New World has since distributed it internationally throughout most of Europe and the Far East. It opens next month in Australia - and is currently being shopped to domestic distributors. - PAT H. BROESKE
-Quibbles & Bits:
- "The Killer Tomatoes Strike Back" - third in the series - rolls late this month. This time out, look for the vicious veggies to assist Prof. Gangreen (John Astin) as he attempts to take over the airwaves.
- Cuddly Comrade: Now in toy stores - wearing a little Soviet sailor suit - is a red teddy bear, licensed by Paramount Pictures, called "The Hunt for Red Octo-bear."
-Cinefile:
HOLLYWOOD - Can a comic from Brooklyn find happiness in the Old West? Eddie Murphy has told Paramount that he wants his next picture to be a Western. Development is underway at Murphy's production company.
William Petersen will play a lieutenant colonel who trains fighter pilots in Stonebridge Entertainment and Columbia's "Second to None" (aka "Fly By" and "Thai Pirates").
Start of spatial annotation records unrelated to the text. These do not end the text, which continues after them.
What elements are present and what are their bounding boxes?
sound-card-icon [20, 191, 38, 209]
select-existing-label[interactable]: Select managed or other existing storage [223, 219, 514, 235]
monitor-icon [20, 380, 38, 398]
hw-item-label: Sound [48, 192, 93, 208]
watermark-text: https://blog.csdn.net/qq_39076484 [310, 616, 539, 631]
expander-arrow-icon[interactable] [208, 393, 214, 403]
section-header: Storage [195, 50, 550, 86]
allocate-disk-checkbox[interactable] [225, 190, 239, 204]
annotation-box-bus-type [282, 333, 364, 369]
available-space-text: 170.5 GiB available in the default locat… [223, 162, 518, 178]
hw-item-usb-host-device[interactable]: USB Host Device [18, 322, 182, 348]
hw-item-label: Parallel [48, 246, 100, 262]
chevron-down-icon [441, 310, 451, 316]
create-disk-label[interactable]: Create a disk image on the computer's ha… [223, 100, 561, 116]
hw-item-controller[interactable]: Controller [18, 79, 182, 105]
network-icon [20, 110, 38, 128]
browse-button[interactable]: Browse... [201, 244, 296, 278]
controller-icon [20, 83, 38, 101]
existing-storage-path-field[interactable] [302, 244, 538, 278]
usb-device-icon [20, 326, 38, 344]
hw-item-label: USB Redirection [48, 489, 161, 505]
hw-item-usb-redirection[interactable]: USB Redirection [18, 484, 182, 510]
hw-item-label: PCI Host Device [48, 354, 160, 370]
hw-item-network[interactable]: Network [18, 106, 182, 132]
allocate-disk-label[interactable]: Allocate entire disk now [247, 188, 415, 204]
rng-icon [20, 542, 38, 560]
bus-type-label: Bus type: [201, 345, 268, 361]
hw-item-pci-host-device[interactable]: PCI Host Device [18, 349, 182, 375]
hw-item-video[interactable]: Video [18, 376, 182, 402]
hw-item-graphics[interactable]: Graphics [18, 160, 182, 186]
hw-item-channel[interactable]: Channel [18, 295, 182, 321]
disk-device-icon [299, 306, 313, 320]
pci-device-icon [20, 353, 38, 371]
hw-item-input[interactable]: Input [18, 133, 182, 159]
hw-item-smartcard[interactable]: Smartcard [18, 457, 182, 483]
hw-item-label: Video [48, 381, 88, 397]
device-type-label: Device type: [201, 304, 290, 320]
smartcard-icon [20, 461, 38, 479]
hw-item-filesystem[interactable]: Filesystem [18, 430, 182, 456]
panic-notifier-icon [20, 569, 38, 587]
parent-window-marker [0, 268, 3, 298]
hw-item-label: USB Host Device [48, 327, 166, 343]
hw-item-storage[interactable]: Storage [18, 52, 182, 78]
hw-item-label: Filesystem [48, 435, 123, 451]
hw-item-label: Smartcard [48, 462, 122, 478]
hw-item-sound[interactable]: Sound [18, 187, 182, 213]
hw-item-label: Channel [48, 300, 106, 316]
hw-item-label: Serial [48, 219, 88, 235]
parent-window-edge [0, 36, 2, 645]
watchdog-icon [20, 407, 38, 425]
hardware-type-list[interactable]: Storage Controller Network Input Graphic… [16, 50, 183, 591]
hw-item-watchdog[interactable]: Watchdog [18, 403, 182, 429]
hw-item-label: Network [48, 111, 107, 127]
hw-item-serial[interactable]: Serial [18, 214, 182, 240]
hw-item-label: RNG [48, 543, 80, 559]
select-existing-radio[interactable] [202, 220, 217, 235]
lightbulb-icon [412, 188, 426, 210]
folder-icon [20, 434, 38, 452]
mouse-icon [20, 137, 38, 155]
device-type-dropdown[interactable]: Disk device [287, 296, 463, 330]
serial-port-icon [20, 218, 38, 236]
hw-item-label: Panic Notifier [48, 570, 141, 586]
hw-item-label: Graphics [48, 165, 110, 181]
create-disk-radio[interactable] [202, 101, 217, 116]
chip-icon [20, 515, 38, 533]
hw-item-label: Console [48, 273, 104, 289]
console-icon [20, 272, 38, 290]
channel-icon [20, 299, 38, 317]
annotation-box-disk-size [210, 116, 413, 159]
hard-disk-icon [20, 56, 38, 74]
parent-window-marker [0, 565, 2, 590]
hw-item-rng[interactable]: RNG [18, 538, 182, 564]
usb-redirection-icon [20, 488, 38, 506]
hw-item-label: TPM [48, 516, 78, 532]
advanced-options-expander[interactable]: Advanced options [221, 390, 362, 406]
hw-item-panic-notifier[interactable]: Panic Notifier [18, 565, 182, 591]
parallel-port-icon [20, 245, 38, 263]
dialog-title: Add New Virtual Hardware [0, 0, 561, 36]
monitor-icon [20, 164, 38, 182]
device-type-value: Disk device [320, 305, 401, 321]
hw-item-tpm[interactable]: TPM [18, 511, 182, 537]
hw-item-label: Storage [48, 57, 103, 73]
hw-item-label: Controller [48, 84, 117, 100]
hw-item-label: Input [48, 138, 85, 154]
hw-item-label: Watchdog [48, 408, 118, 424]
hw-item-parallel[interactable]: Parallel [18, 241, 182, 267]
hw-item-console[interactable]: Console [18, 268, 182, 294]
Tim McCanlies' script sends these top guns in Harrier Jump Jets after pirates who prey on boat people in the South China Seas. Rod Daniel will direct for producers Michael Douglas and Rick Biever this summer in a still undetermined location.
Vincent D'Onofrio, Jenifer Jason Leigh and Peter Berg are set for "Crooked Hearts," a family drama A&M Films is producing for MGM-UA. Writer-director Michael Bortman, who adapted Robert Boswell's novel, and producers Dale Pollock, Rick Stevenson and Gil Friesen roll cameras in Vancouver in June.
Rick Moranis and Sara Jessica Parker join Steve Martin and Victoria Tennant in "L.A. Story," a Melnick-IndieProd romantic comedy for Carolco. Mick Jackson directs from Martin's own script. Filming begins locally this month. Tri- Star distributes.